O mesmo se levantou com dificuldades e tentou se recompor para atacar outra vez, mas sentiu o corpo doer e recuou, desaparecendo. Kamito respirou aliviado, olhou para o braço em chamas e viu as chamas sumirem. Quando isso aconteceu, sentiu-se extremamente fraco e caiu para trás, mas Akane o segurou.
— N-Não se esforce, Kamito. Você está bastante machucado.
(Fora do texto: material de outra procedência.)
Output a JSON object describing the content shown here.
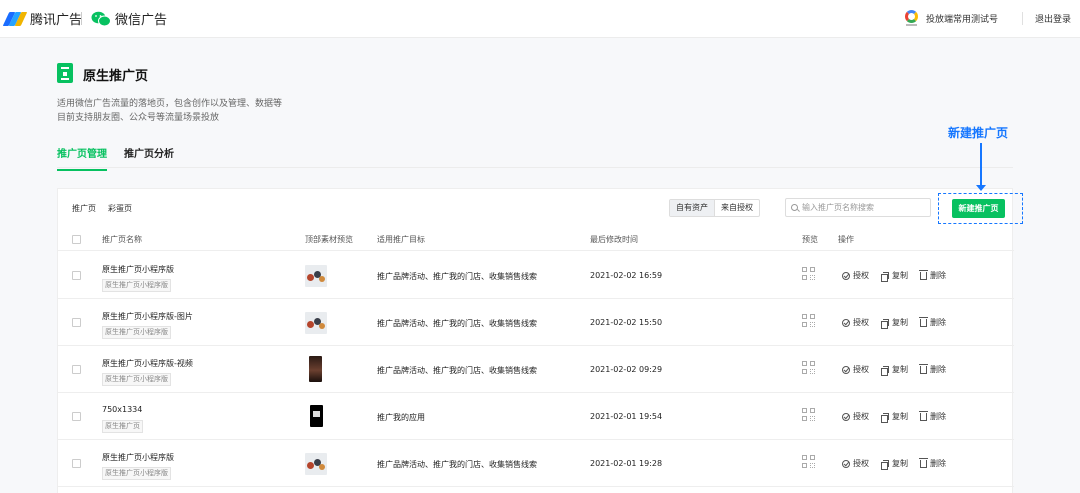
{
  "header": {
    "tencent_label": "腾讯广告",
    "wechat_label": "微信广告",
    "account_name": "投放端常用测试号",
    "logout_label": "退出登录"
  },
  "page": {
    "title": "原生推广页",
    "desc_line1": "适用微信广告流量的落地页，包含创作以及管理、数据等",
    "desc_line2": "目前支持朋友圈、公众号等流量场景投放",
    "tabs": [
      {
        "label": "推广页管理",
        "active": true
      },
      {
        "label": "推广页分析",
        "active": false
      }
    ]
  },
  "annotation": {
    "label": "新建推广页",
    "color": "#1677ff"
  },
  "toolbar": {
    "subtabs": [
      "推广页",
      "彩蛋页"
    ],
    "segment": [
      "自有资产",
      "来自授权"
    ],
    "search_placeholder": "输入推广页名称搜索",
    "new_button": "新建推广页"
  },
  "table": {
    "columns": {
      "name": "推广页名称",
      "top_media": "顶部素材预览",
      "goal": "适用推广目标",
      "modified": "最后修改时间",
      "preview": "预览",
      "actions": "操作"
    },
    "actions": [
      "授权",
      "复制",
      "删除"
    ],
    "rows": [
      {
        "name": "原生推广页小程序版",
        "tag": "原生推广页小程序版",
        "thumb": "food",
        "goal": "推广品牌活动、推广我的门店、收集销售线索",
        "time": "2021-02-02 16:59"
      },
      {
        "name": "原生推广页小程序版-图片",
        "tag": "原生推广页小程序版",
        "thumb": "food",
        "goal": "推广品牌活动、推广我的门店、收集销售线索",
        "time": "2021-02-02 15:50"
      },
      {
        "name": "原生推广页小程序版-视频",
        "tag": "原生推广页小程序版",
        "thumb": "portrait",
        "goal": "推广品牌活动、推广我的门店、收集销售线索",
        "time": "2021-02-02 09:29"
      },
      {
        "name": "750x1334",
        "tag": "原生推广页",
        "thumb": "dark",
        "goal": "推广我的应用",
        "time": "2021-02-01 19:54"
      },
      {
        "name": "原生推广页小程序版",
        "tag": "原生推广页小程序版",
        "thumb": "food",
        "goal": "推广品牌活动、推广我的门店、收集销售线索",
        "time": "2021-02-01 19:28"
      }
    ]
  },
  "colors": {
    "brand_green": "#07c160",
    "accent_blue": "#1677ff"
  }
}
Uma aura dourada começou a emanar dela e envolveu seu corpo. Kamito sentia que aquilo estava aliviando sua dor, como se estivesse curando e protegendo-o. Akane o olhou com os olhos cheios de lágrimas.
— E-eu não sei bem o que é isso que está ao meu redor, mas parece que vai te fazer bem.
Aquela energia era quente e aconchegante. Ele podia sentir que, aos poucos, todas as suas feridas paravam de doer. A partir daquele dia, suas vidas mudariam de uma vez por todas. Não poderiam mais ter uma vida normal. Kamito podia sentir que algo grande estava prestes a acontecer. Parecia um sonho, mas era real. Eles tinham algum tipo de poder, e isso acabaria atraindo outros perigos. Precisariam ser fortes para suportar tudo o que poderia estar por vir.
De longe, uma pessoa observava tudo o que acontecia naquela pequena praça. Parecia bastante concentrado, mas logo olhou para o céu, como se o admirasse, e subitamente desapareceu sem deixar vestígios. Algo estava para acontecer. Só lhes restava esperar o que estava por vir.
O mundo nunca mais seria o mesmo desde que entraram naquela praça. Kamito podia sentir perfeitamente uma imensa energia envolvendo todo o mundo. Tudo aquilo só lhe deixava com mais perguntas — e ele não fazia ideia do que fazer a partir de então.